Nor is this approach limited to contraceptives. Last summer, when the Supreme Court unearthed a constitutional right to same-sex marriage, the hope was that at least the marriage wars would be over. The reality is we’ve simply entered Stage Two. In this stage dissenters are brought to heel—whether this means driving Catholic agencies out of the adoption business, fining an Oregon couple $135,000 for refusing to bake a cake for a same-sex wedding, or seeking the dismissal of a Wyoming judge who won’t officiate at gay marriages.
And it’s
all fed by people who regard our religious liberty protections as little more than a free pass for bigotry.

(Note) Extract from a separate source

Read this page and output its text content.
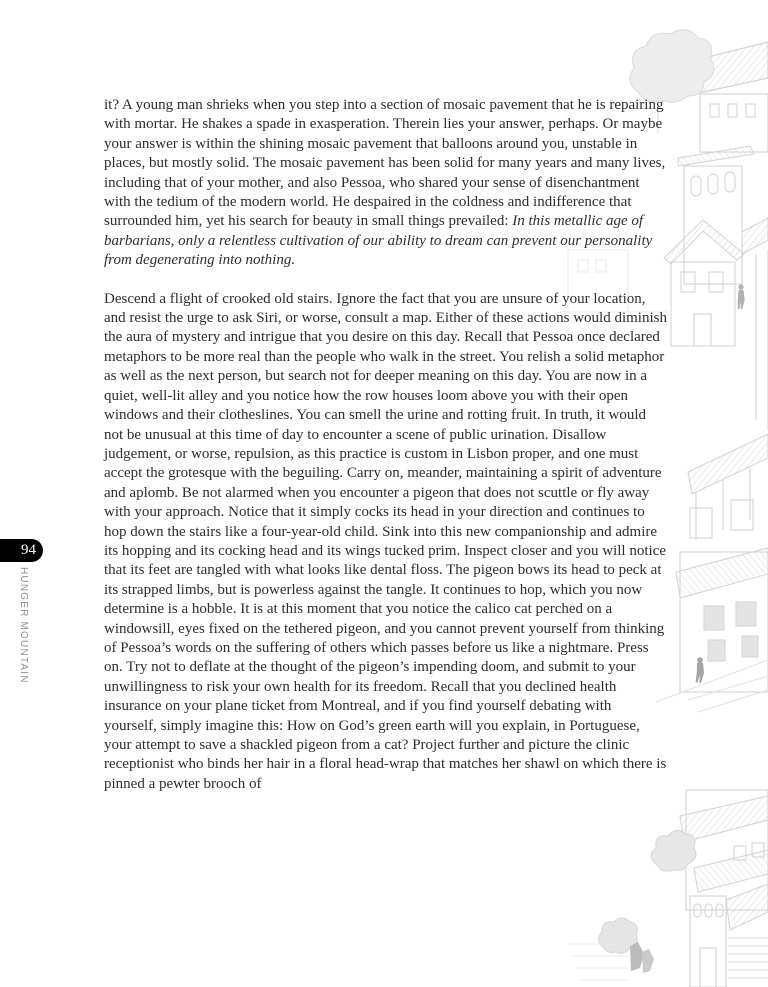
94
HUNGER MOUNTAIN

it? A young man shrieks when you step into a section of mosaic pavement that he is repairing with mortar. He shakes a spade in exasperation. Therein lies your answer, perhaps. Or maybe your answer is within the shining mosaic pavement that balloons around you, unstable in places, but mostly solid. The mosaic pavement has been solid for many years and many lives, including that of your mother, and also Pessoa, who shared your sense of disenchantment with the tedium of the modern world. He despaired in the coldness and indifference that surrounded him, yet his search for beauty in small things prevailed: In this metallic age of barbarians, only a relentless cultivation of our ability to dream can prevent our personality from degenerating into nothing.

Descend a flight of crooked old stairs. Ignore the fact that you are unsure of your location, and resist the urge to ask Siri, or worse, consult a map. Either of these actions would diminish the aura of mystery and intrigue that you desire on this day. Recall that Pessoa once declared metaphors to be more real than the people who walk in the street. You relish a solid metaphor as well as the next person, but search not for deeper meaning on this day. You are now in a quiet, well-lit alley and you notice how the row houses loom above you with their open windows and their clotheslines. You can smell the urine and rotting fruit. In truth, it would not be unusual at this time of day to encounter a scene of public urination. Disallow judgement, or worse, repulsion, as this practice is custom in Lisbon proper, and one must accept the grotesque with the beguiling. Carry on, meander, maintaining a spirit of adventure and aplomb. Be not alarmed when you encounter a pigeon that does not scuttle or fly away with your approach. Notice that it simply cocks its head in your direction and continues to hop down the stairs like a four-year-old child. Sink into this new companionship and admire its hopping and its cocking head and its wings tucked prim. Inspect closer and you will notice that its feet are tangled with what looks like dental floss. The pigeon bows its head to peck at its strapped limbs, but is powerless against the tangle. It continues to hop, which you now determine is a hobble. It is at this moment that you notice the calico cat perched on a windowsill, eyes fixed on the tethered pigeon, and you cannot prevent yourself from thinking of Pessoa’s words on the suffering of others which passes before us like a nightmare. Press on. Try not to deflate at the thought of the pigeon’s impending doom, and submit to your unwillingness to risk your own health for its freedom. Recall that you declined health insurance on your plane ticket from Montreal, and if you find yourself debating with yourself, simply imagine this: How on God’s green earth will you explain, in Portuguese, your attempt to save a shackled pigeon from a cat? Project further and picture the clinic receptionist who binds her hair in a floral head-wrap that matches her shawl on which there is pinned a pewter brooch of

Whatever else this is, it’s not the live-and-let-live world Justice Anthony Kennedy promised in 1992’s Planned Parenthood v. Casey, when he defined liberty as “the right to define one’s own concept of existence.” Clearly some concepts of existence are more equal than others. It’s also
striking how reliant the anti-religion side is on government coercion—and a zeal for punishing heretics that itself reflects a quasi-religious fervor.
The misunderstanding of religious liberty, alas, is not confined to the left. On the right, too often it is treated as a parochial issue of import only to the parties involved.
To their credit, this is not a mistake libertarians make. Ilya Shapiro, a senior fellow in constitutional studies at the Cato Institute, notes that while many libertarians would not share the Little Sisters’ views on abortion, marriage and contraception, they appreciate that
every American has a stake in beating back a federal government poking its nose where it doesn’t belong.
“The government created this whole situation,” says Mr. Shapiro. “It’s not anything the Little Sisters were doing. It’s that ObamaCare came along and tried to force the nuns to do something that violated their deepest beliefs.”
In the end, this case—or one like it—will be back. The good news is that the court has just stripped the government of much of the firepower it would have used, vacating the appellate court rulings in its favor and forbidding the administration from fining dissenters into submission.
“The solution the justices pointed to has been around for years but this administration has refused all opportunities to compromise,” says the Becket Fund’s president, William Mumma. “On Monday the Supreme Court smacked them down for it.”